Dans les années 1970, le Canadien André Leduc, réalise Tout écartillé (1974), Monsieur Pointu, coréalisé avec Bernard Longpré (1975), et Chérie, ôte tes raquettes ! (1976).
De 1977 à 1979, le Français Paul Dopff réalise successivement, Le Phénomène, La Traversée et Supermouche, puis en 1987, Élégance et Joyeux Anniversaire.
En 1979, Mike Jittlov tourne le court-métrage The Wizard of Speed and Time, qu'il reprend en long-métrage en 1988. Il met en scène un super héros hyper rapide.
En 1980, le Québécois Roger Cantin produit et réalise 18 courts-métrages en pixilation sur divers sujets pour diffusion à Radio-Canada.

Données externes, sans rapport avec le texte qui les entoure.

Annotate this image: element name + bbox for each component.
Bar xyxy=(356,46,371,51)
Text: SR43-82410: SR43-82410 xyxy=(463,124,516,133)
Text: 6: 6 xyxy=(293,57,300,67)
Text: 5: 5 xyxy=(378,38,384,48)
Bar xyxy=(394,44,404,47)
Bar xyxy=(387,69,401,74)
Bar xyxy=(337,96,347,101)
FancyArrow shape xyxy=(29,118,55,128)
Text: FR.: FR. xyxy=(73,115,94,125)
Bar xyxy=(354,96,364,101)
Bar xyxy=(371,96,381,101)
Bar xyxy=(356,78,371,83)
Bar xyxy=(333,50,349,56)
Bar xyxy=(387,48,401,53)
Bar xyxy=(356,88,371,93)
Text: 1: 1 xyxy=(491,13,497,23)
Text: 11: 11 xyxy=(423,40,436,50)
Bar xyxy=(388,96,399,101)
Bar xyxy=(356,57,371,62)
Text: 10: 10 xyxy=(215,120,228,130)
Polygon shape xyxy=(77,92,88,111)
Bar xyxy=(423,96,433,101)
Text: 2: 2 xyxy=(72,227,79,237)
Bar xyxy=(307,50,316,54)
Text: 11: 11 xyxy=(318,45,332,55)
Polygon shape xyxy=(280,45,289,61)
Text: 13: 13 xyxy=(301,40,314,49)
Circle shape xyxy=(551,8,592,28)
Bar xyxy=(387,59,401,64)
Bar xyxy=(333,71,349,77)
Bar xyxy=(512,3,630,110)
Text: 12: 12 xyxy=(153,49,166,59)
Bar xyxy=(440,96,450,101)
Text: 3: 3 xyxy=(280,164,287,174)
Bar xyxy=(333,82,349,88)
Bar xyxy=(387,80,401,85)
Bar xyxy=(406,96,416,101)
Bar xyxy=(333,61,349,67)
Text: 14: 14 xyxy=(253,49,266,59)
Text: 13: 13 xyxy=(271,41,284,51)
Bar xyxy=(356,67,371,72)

Puis, en collaboration avec Danyèle Patenaude, Cantin réunit les meilleurs moments de ces courts-métrages dans un court métrage de 15 minutes nommé PIXILATION, et produit par l'ACPAV[2]. Cantin a aussi réalisé en pixilation les courts métrages La Moto (premier prix du cinéma étudiant canadien), Pêcheur d'eau douce, et a participé par des séquences de pixilation à Amuse-Gueule de Robert Awad, produit par l'ONF.
En 1990, la pixilation est utilisée par le Français Jan Kounen dans son court-métrage Gisèle Kérozène, mettant en scène une course de sorcières sur des balais, tournée dans le quartier de la Défense à Paris.
Le réalisateur tchèque Jan Švankmajer l'utilise dans plusieurs films, comme Nourriture (1992) ou Les Conspirateurs du plaisir (1996).
En 1996, Dave Borthwick réalise le long-métrage Les Secrètes Aventures de Tom Pouce qui utilise largement la pixilation, conjointement à l'animation de marionnettes.
En 2010, le réalisateur allemand Nicolas Hammerschlag réalise Basta Pasta, un court métrage en pixilation mettant en scène le client d'un restaurant confronté à des pâtes qui bougent toutes seules dans son assiette.
La pixilation est une partie intégrante de l'image artistique animée de l'art contemporain figuratif. Depuis la période 1965 l'art vidéo existe avec Jean-Christophe Averty et son apport à la culture de la télévision créative avec ou sans musique.
Elle fait aussi partie des techniques privilégiées dans la réalisation des clips musicaux (véhiculés par internet dans les années 2010), parfois en association avec d'autres techniques d'animation, comme dans La serenissima du groupe DNA, en 1990, Sledgehammer (clip), du chanteur Peter Gabriel réalisé par les studios Aardman Animations en 1986.
Dans les années 2000, une nouvelle approche de la pixilation se développe. Il s'agit de comédiens allongés sur le sol sur un décor dessiné ou composé de tissus, matelas, etc. La caméra est alors fixée au-dessus d'eux, en plongée totale à 90°. Cette animation, combinée avec celle d'objets en volume posés sur le sol, crée une vie faite de glissements à la fois laborieux (les comédiens se déplacent en rampant) et aériens (les comédiens peuvent tournoyer sur eux-mêmes).
Cette technique se rapproche de celle utilisée Ferdinand Zecca en 1902, dans La Soubrette ingénieuse, où « une jeune servante, chargée par son maître d'accrocher des tableaux, a l'idée de grimper à quatre pattes le long du mur pour pendre les cadres[3] », technique reprise par Segundo de Chomón en 1907, dans Les Kiriki, acrobates japonais, sans animation, mais avec le même déplacement au sol. La caméra était perchée en hauteur comme aujourd'hui, son axe optique à 90° du sol permettait à la soubrette et aux Kiriki d'effectuer des figures acrobatiques totalement impossibles à faire en dehors de ce trucage.
Ce procédé est utilisé dans le court-métrage de Tomas Mankovsky : Sorry, I'm Late (2009). Par effet de mode, on le retrouve dans des clips, ceux de Coldplay : Strawberry Swing (2008), "Every Teardrop Is a Waterfall" (2011); et Her Morning Elegance, du chanteur Oren Lavie, réalisé par Yuval & Merav Nathan (2009). Et dans le monde de la publicité, celle de la marque Target : Every Colour You Can Dream Of (2009).